Skid Row
‘Skyline’. It’s one of those names that evokes irrepressible urges and swells of excitement among car enthusiasts of a certain age. For the generation raised on the Gran Turismo franchise, there’s a sort of winners’ club of halo models to which they will forever aspire; we’re talking about the cars pegged at the notional gentlemen’s-agreement 276bhp figure – the Mazda RX-7, the Honda NSX, the Mitsubishi 3000GT and, of course, the Nissan Skyline GT-R. These cars held us in their thrall, enraptured us with their cheeky mystique; the authorities filed them at the infamous claimed power figure, but who was really top dog?
For many – and not least because of the ‘Godzilla’ R32’s relentless racing successes – there are few more alluring names in the Japanese tuning sphere than ‘Skyline’. While today’s burgeoning JDM enthusiasts may well be captivated by the cult of the R35 GT-R, a car so phenomenally accomplished that it makes supercar owners feel distinctly short-changed, an older audience fondly recalls the days when the GT-R badge was appended to a series of Skylines rather than being a model in its own right. Not that it was all that long ago, of course – the last Skyline GT-R was on the forecourts as a new car as recently as 2002 in R34 guise, while the Skyline name overall has been soldiering on (separately from the GT-R offshoot) ever since. And today’s retro tuner is well aware that the GT-R name stretches back into Nissan lore as far as 1969, and the Skyline moniker all the way back to ’57. There’s a rich seam of heritage to mine here.
Of course, there’s more to the performance Skyline oeuvre than the halo GT-R. A broad model range catered for a wide variety of buyers, and the GT-T has become the de facto choice for a generation of drift enthusiasts – because it’s RWD instead of AWD, and rear-drive is what you need for quality skids. And with the R34 generation, the GT-T was something special indeed.

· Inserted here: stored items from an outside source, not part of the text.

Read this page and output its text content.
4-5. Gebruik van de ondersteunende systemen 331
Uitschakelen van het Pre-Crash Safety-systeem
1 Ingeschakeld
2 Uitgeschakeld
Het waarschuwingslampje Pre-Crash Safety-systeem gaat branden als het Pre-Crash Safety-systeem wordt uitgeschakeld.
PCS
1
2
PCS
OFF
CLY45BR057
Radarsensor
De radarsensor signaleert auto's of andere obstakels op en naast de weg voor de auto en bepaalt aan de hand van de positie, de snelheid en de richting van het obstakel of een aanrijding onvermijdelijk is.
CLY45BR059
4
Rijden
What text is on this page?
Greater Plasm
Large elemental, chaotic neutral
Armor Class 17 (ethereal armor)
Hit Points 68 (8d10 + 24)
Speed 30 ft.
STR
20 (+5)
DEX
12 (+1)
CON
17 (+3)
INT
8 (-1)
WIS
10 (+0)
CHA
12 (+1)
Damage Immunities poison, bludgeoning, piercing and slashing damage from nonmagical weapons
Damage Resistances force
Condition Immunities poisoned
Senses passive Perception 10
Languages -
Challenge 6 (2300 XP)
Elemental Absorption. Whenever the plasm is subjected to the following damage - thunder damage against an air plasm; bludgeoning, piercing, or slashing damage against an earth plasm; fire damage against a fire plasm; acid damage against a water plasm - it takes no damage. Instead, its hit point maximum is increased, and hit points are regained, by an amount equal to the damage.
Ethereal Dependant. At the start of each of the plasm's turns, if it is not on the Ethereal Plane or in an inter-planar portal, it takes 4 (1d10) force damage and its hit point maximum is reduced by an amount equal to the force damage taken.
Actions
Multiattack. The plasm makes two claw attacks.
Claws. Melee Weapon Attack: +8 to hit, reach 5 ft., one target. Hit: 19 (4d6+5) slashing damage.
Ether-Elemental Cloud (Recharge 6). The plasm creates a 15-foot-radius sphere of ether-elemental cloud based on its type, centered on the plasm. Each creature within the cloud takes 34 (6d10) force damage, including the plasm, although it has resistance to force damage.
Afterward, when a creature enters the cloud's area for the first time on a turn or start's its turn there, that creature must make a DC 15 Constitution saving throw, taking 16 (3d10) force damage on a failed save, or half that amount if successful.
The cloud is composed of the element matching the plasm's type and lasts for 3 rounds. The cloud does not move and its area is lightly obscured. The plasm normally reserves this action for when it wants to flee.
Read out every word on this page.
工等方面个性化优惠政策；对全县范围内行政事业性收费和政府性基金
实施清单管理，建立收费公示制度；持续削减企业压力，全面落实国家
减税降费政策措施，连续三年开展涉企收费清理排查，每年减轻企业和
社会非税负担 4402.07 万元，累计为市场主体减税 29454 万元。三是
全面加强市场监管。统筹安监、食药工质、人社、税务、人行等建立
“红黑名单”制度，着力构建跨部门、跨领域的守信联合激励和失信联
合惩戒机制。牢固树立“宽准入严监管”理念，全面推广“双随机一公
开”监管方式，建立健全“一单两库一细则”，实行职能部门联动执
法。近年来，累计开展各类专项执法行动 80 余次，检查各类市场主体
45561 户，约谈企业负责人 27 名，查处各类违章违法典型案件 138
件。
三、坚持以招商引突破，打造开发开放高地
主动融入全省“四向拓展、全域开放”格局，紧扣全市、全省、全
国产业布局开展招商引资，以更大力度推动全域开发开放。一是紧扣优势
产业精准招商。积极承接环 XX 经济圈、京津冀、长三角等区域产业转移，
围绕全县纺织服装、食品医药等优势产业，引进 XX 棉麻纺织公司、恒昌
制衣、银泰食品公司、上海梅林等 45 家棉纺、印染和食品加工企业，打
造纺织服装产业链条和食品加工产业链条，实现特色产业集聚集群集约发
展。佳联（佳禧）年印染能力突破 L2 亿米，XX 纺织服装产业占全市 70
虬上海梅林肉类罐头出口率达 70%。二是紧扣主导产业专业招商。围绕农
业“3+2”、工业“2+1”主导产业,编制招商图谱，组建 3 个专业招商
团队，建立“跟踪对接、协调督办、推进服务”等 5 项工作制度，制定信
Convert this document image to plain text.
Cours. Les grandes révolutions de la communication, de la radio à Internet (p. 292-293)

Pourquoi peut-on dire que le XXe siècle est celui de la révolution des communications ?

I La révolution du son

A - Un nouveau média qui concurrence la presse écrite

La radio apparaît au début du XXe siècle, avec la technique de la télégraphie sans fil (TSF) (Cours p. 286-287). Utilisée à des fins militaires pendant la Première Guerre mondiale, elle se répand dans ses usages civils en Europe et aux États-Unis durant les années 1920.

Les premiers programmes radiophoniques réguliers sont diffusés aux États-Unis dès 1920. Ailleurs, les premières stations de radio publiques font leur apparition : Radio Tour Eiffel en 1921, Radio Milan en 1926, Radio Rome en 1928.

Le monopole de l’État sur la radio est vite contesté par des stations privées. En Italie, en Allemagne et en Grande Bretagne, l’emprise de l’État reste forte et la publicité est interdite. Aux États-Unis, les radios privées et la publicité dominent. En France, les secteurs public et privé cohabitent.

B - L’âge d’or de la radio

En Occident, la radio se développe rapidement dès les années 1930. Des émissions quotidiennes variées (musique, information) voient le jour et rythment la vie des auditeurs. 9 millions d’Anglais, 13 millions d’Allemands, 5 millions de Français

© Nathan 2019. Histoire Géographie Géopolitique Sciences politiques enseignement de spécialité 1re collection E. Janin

The R34 is really the grown-up Skyline. This is the generation that introduced the more fuel-efficient and environmentally friendly ‘NEO’ versions of the RB engines – but that’s not to say the Skyline had gone soft; the high-performance variants were still absolute animals. More so than ever before, in fact. Designed by Kozo Watanabe, who also penned the R33, the R34 was sleeker and more aggressive, and this was accentuated yet further by a late-2000 facelift which revised the front bumper and headlights. In GT-T guise it came from the factory with a boosted RB25DET NEO, packing that iconic 276bhp figure and really spoiling for a rumble.
As you’ve probably already deduced from the photos, however, the GT-T you see here is some way removed from factory specs. Resplendent in a custom mix of shimmering purple, Watanabe’s crisp design has been further enhanced by a sort of greatest-hits tribute act to the very best of the JDM aftermarket, with body addenda inspired by such great styling houses as JUN and Sunline Racing. The genesis of all this is intriguing too, as its owner – James Hibbert – is a man who builds cars to please himself rather than impress anybody else, as keenly evidenced by the fact that having fulfilled a lifelong dream in buying a GT-R, he pretty quickly sold it to buy this GT-T. Which many people thought was a bit of a mad idea.
“It just made sense to me,” he says. “As good as the GT-R was, I just started to miss the fun of rear-wheel drive, and drifting in particular.” The logic is as simple and as flawless as that, particularly when you factor in the fact that these cars can be found for a tiny fraction of the ever-escalating prices of GT-Rs.